Il terzo gol della sua Eredivisie

Il Psv, una scelta ragionata

Esiste una specie di morbo che sembra colpire il calciatore messicano di talento, specie in epoca moderna. La strana sindrome, a cui hanno dato il nome del paziente zero, tale José Villegas Tavares, detto “el Jamaicón”, ha una sintomatologia ben precisa, molto simile a quella della saudade brasiliana: nel quadro ci sono la nostalgia di casa, la paura di uscire da una comfort zone, e una preoccupante tendenza all’accontentarsi. Se tentassimo di fare una diagnosi eziologica del fenomeno, probabilmente verrebbero fuori due fattori scatenanti: la stima ipertrofica della Liga MX e un antico senso di inadeguatezza riconducibile, forse, alle non incoraggianti esperienze degli altri messicani in Europa, se ci eccettuano le parabole di Rafa Márquez e quella di Chicharito Hernández. È come se, arrivati a un certo punto, ai calciatori messicani più talentuosi venisse a mancare l’ambizione necessaria per spingersi a guardare cosa c’è oltre e sperimentare una dimensione sconosciuta. La ricchezza generalizzata delle proprietà poi fa il resto.
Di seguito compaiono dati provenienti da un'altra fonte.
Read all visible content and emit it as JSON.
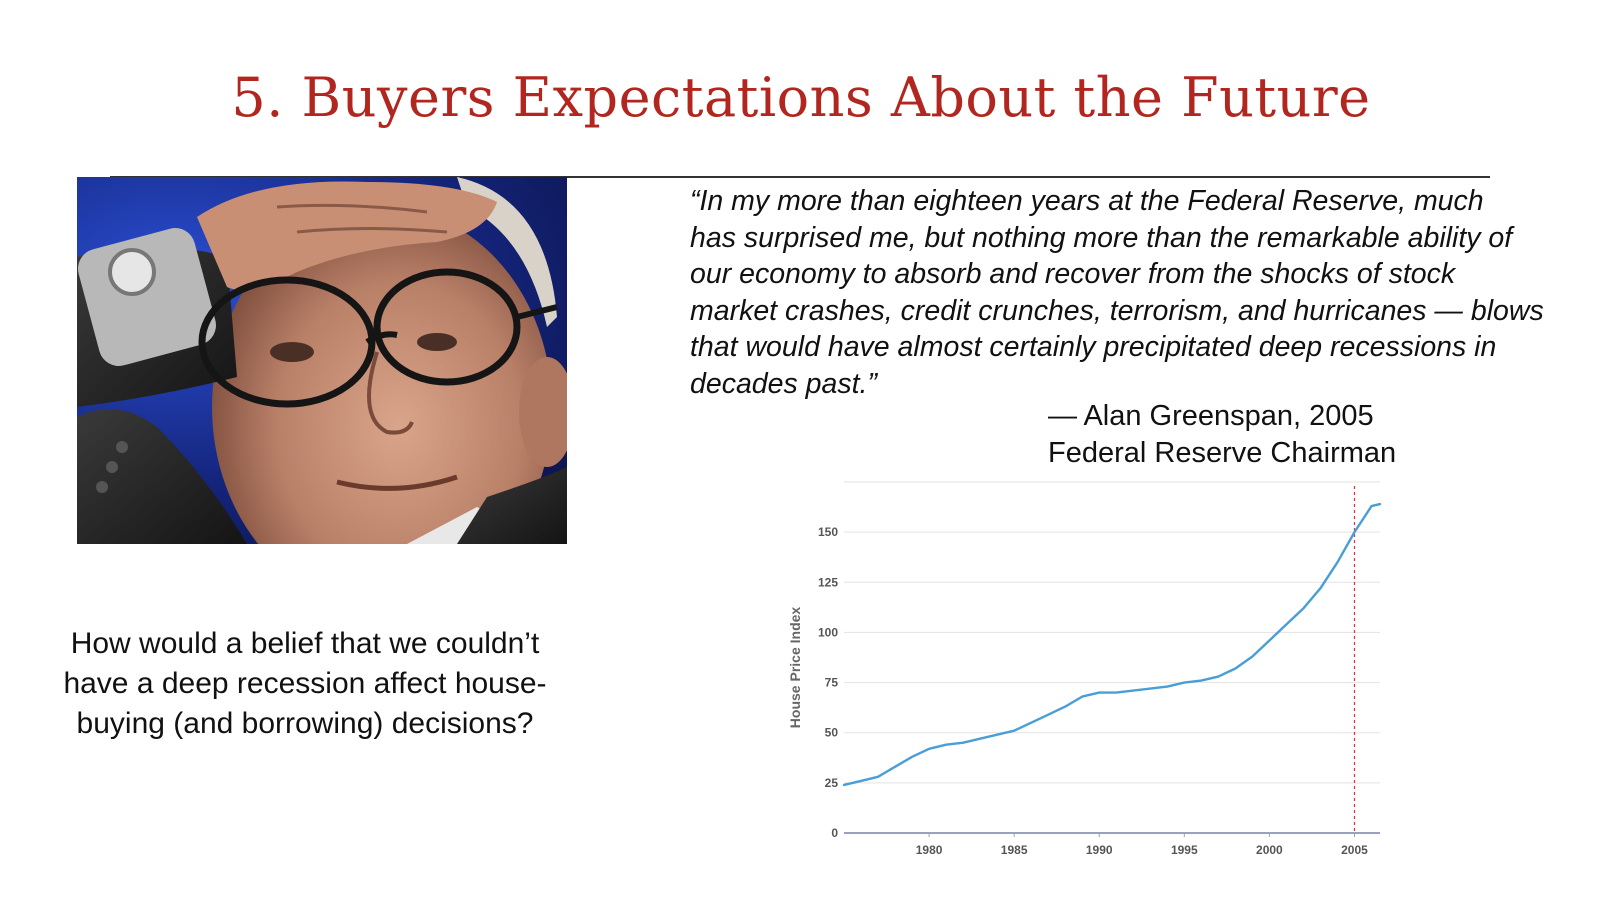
{
  "slide": {
    "title": "5. Buyers Expectations About the Future",
    "quote_lines": [
      " “In my more than eighteen years at the Federal Reserve, much",
      "has surprised me, but nothing more than the remarkable ability of",
      "our economy to absorb and recover from the shocks of stock",
      "market crashes, credit crunches, terrorism, and hurricanes — blows",
      "that would have almost certainly precipitated deep recessions in",
      "decades past.”"
    ],
    "attribution_name": "— Alan Greenspan, 2005",
    "attribution_role": "Federal Reserve Chairman",
    "question_lines": [
      "How would a belief that we couldn’t",
      "have a deep recession affect house-",
      "buying (and borrowing) decisions?"
    ]
  },
  "chart_data": {
    "type": "line",
    "title": "",
    "xlabel": "",
    "ylabel": "House Price Index",
    "xlim": [
      1975,
      2006.5
    ],
    "ylim": [
      0,
      175
    ],
    "yticks": [
      0,
      25,
      50,
      75,
      100,
      125,
      150
    ],
    "xticks": [
      1980,
      1985,
      1990,
      1995,
      2000,
      2005
    ],
    "grid": "horizontal",
    "series_color": "#4a9ed6",
    "marker_line": {
      "x": 2005,
      "color": "#d33",
      "style": "dashed"
    },
    "series": [
      {
        "x": [
          1975,
          1976,
          1977,
          1978,
          1979,
          1980,
          1981,
          1982,
          1983,
          1984,
          1985,
          1986,
          1987,
          1988,
          1989,
          1990,
          1991,
          1992,
          1993,
          1994,
          1995,
          1996,
          1997,
          1998,
          1999,
          2000,
          2001,
          2002,
          2003,
          2004,
          2005,
          2006,
          2006.5
        ],
        "y": [
          24,
          26,
          28,
          33,
          38,
          42,
          44,
          45,
          47,
          49,
          51,
          55,
          59,
          63,
          68,
          70,
          70,
          71,
          72,
          73,
          75,
          76,
          78,
          82,
          88,
          96,
          104,
          112,
          122,
          135,
          150,
          163,
          164
        ]
      }
    ]
  }
}
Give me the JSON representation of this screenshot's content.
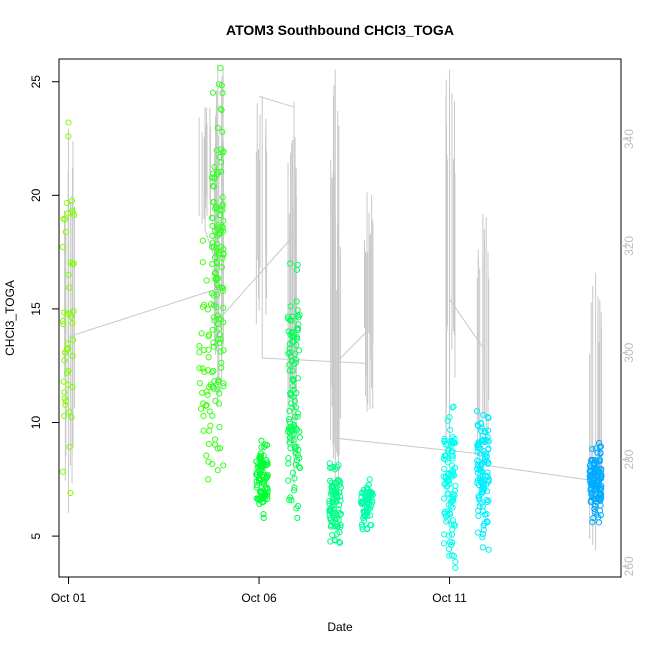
{
  "chart_data": {
    "type": "scatter",
    "title": "ATOM3 Southbound CHCl3_TOGA",
    "xlabel": "Date",
    "ylabel": "CHCl3_TOGA",
    "x_axis": {
      "type": "date",
      "range": [
        "2017-09-30T18:00",
        "2017-10-15T12:00"
      ],
      "ticks": [
        {
          "value": "2017-10-01T00:00",
          "label": "Oct 01"
        },
        {
          "value": "2017-10-06T00:00",
          "label": "Oct 06"
        },
        {
          "value": "2017-10-11T00:00",
          "label": "Oct 11"
        }
      ]
    },
    "y_axis_left": {
      "range": [
        3.2,
        26.0
      ],
      "ticks": [
        {
          "value": 5,
          "label": "5"
        },
        {
          "value": 10,
          "label": "10"
        },
        {
          "value": 15,
          "label": "15"
        },
        {
          "value": 20,
          "label": "20"
        },
        {
          "value": 25,
          "label": "25"
        }
      ]
    },
    "y_axis_right": {
      "range": [
        258,
        355
      ],
      "ticks": [
        {
          "value": 260,
          "label": "260"
        },
        {
          "value": 280,
          "label": "280"
        },
        {
          "value": 300,
          "label": "300"
        },
        {
          "value": 320,
          "label": "320"
        },
        {
          "value": 340,
          "label": "340"
        }
      ]
    },
    "grid": false,
    "legend": "none",
    "point_groups": [
      {
        "x": "2017-10-01T00:00",
        "min": 6.9,
        "max": 23.2,
        "n": 48,
        "color": "#7fff00"
      },
      {
        "x": "2017-10-04T14:00",
        "min": 7.5,
        "max": 18.0,
        "n": 38,
        "color": "#44ff11"
      },
      {
        "x": "2017-10-04T22:00",
        "min": 7.9,
        "max": 25.6,
        "n": 130,
        "color": "#33ff22"
      },
      {
        "x": "2017-10-06T02:00",
        "min": 5.8,
        "max": 9.2,
        "n": 90,
        "color": "#00ff33"
      },
      {
        "x": "2017-10-06T22:00",
        "min": 5.8,
        "max": 17.0,
        "n": 110,
        "color": "#00ff55"
      },
      {
        "x": "2017-10-08T00:00",
        "min": 4.7,
        "max": 8.2,
        "n": 90,
        "color": "#00ff88"
      },
      {
        "x": "2017-10-08T20:00",
        "min": 5.3,
        "max": 7.5,
        "n": 70,
        "color": "#00ffaa"
      },
      {
        "x": "2017-10-11T00:00",
        "min": 3.6,
        "max": 10.7,
        "n": 100,
        "color": "#00ffee"
      },
      {
        "x": "2017-10-11T21:00",
        "min": 4.4,
        "max": 10.5,
        "n": 110,
        "color": "#00eeff"
      },
      {
        "x": "2017-10-14T20:00",
        "min": 5.6,
        "max": 9.1,
        "n": 130,
        "color": "#00aaff"
      }
    ],
    "right_series_segments": [
      {
        "x": [
          "2017-10-01T00:00",
          "2017-10-01T00:00"
        ],
        "y": [
          270,
          342
        ]
      },
      {
        "x": [
          "2017-10-01T00:00",
          "2017-10-04T22:00"
        ],
        "y": [
          303,
          312
        ]
      },
      {
        "x": [
          "2017-10-04T22:00",
          "2017-10-04T22:00"
        ],
        "y": [
          290,
          354
        ]
      },
      {
        "x": [
          "2017-10-04T14:00",
          "2017-10-04T14:00"
        ],
        "y": [
          323,
          346
        ]
      },
      {
        "x": [
          "2017-10-04T14:00",
          "2017-10-04T22:00"
        ],
        "y": [
          323,
          316
        ]
      },
      {
        "x": [
          "2017-10-04T22:00",
          "2017-10-06T22:00"
        ],
        "y": [
          306,
          322
        ]
      },
      {
        "x": [
          "2017-10-06T00:00",
          "2017-10-06T22:00"
        ],
        "y": [
          348,
          346
        ]
      },
      {
        "x": [
          "2017-10-06T02:00",
          "2017-10-06T02:00"
        ],
        "y": [
          299,
          348
        ]
      },
      {
        "x": [
          "2017-10-06T02:00",
          "2017-10-08T20:00"
        ],
        "y": [
          299,
          298
        ]
      },
      {
        "x": [
          "2017-10-06T22:00",
          "2017-10-06T22:00"
        ],
        "y": [
          275,
          347
        ]
      },
      {
        "x": [
          "2017-10-08T00:00",
          "2017-10-08T00:00"
        ],
        "y": [
          280,
          353
        ]
      },
      {
        "x": [
          "2017-10-08T00:00",
          "2017-10-08T00:00"
        ],
        "y": [
          275,
          326
        ]
      },
      {
        "x": [
          "2017-10-08T00:00",
          "2017-10-08T20:00"
        ],
        "y": [
          298,
          304
        ]
      },
      {
        "x": [
          "2017-10-08T20:00",
          "2017-10-08T20:00"
        ],
        "y": [
          289,
          330
        ]
      },
      {
        "x": [
          "2017-10-08T00:00",
          "2017-10-11T21:00"
        ],
        "y": [
          284,
          281
        ]
      },
      {
        "x": [
          "2017-10-11T00:00",
          "2017-10-11T00:00"
        ],
        "y": [
          280,
          353
        ]
      },
      {
        "x": [
          "2017-10-11T00:00",
          "2017-10-11T21:00"
        ],
        "y": [
          310,
          301
        ]
      },
      {
        "x": [
          "2017-10-11T21:00",
          "2017-10-11T21:00"
        ],
        "y": [
          275,
          326
        ]
      },
      {
        "x": [
          "2017-10-11T21:00",
          "2017-10-14T20:00"
        ],
        "y": [
          279,
          276
        ]
      },
      {
        "x": [
          "2017-10-14T20:00",
          "2017-10-14T20:00"
        ],
        "y": [
          263,
          315
        ]
      }
    ],
    "colors": {
      "right_series": "#c8c8c8",
      "right_axis": "#bdbdbd",
      "axis": "#000000",
      "background": "#ffffff"
    }
  }
}
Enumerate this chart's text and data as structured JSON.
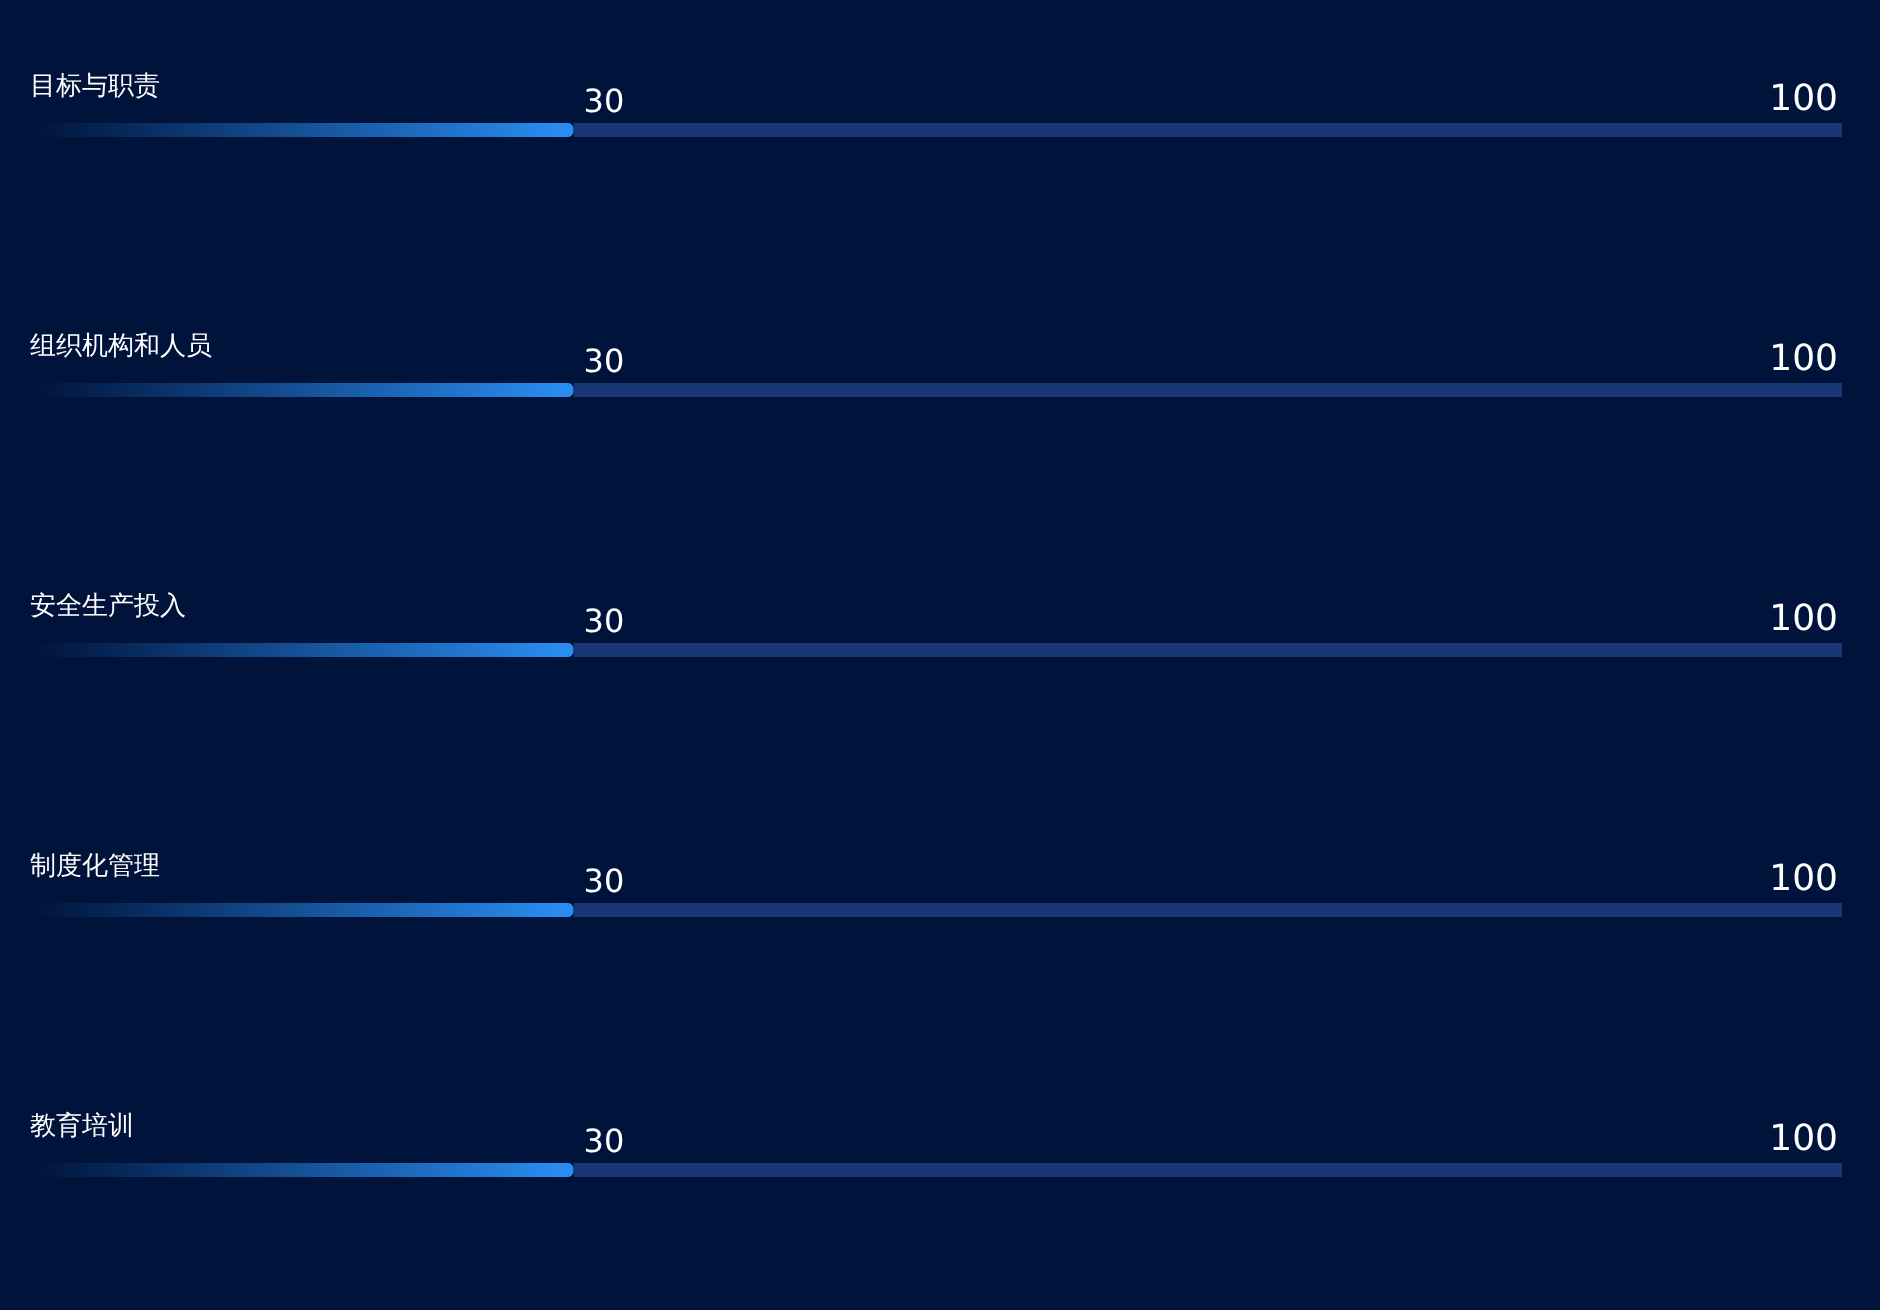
{
  "chart_data": {
    "type": "bar",
    "orientation": "horizontal",
    "stacked": true,
    "categories": [
      "目标与职责",
      "组织机构和人员",
      "安全生产投入",
      "制度化管理",
      "教育培训"
    ],
    "xlim": [
      0,
      100
    ],
    "tick_labels": false,
    "series": [
      {
        "color": "#2a8ff5",
        "values": [
          30,
          30,
          30,
          30,
          30
        ],
        "value_labels": [
          "30",
          "30",
          "30",
          "30",
          "30"
        ]
      },
      {
        "color": "#1b3674",
        "values": [
          70,
          70,
          70,
          70,
          70
        ]
      }
    ],
    "totals": [
      "100",
      "100",
      "100",
      "100",
      "100"
    ]
  }
}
Non deve quindi stupire se le carriere di alcuni tra i talenti più cristallini della nouvelle vague messicana finiscano per impantanarsi nelle sabbie mobili di un sistema costantemente innaffiato di capitali da magnati e corporation d’ogni tipo: «I giovani talenti della Liga MX fanno fatica a trasferirsi in Europa perché i prezzi chiesti dalle società sono alti», spiega Tom Marshall, corrispondente in Messico di Espn.

Anche per questo l’approdo di Lozano nel Vecchio continente è avvenuto forse con un pizzico di ritardo. Nell’ultimo anno diverse formazioni europee hanno posato gli occhi su di lui ed i rumors si sono susseguiti a un ritmo frenetico: si è vociferato di Manchester United, Ajax, Celta Vigo, Valencia, poi, a un certo punto dell’estate pareva che il Manchester City stesse per piazzare l’affondo decisivo, ma alla fine, un po’ a sorpresa, l’ha spuntata il Psv. È stato il trasferimento più caro della storia del calcio messicano, ma il presidente del Pachuca, Jesús Martinez, sostiene di aver rinunciato ad altri soldi pur di accontentare i desideri del ragazzo. Sedotto dal 4-3-3 propositivo di Cocu, il Chucky ha voluto fortemente il club biancorosso, scegliendo di calarsi in un contesto non eccessivamente competitivo come l’Eredivie, che potesse favorirne l’adattamento all’ecosistema calcistico europeo. La sensazione è che quella olandese sia una tappa intermedia e insieme iniziale: il trampolino ideale da cui il Muñeco Diabólico intende lanciarsi per spaventare l’Europa.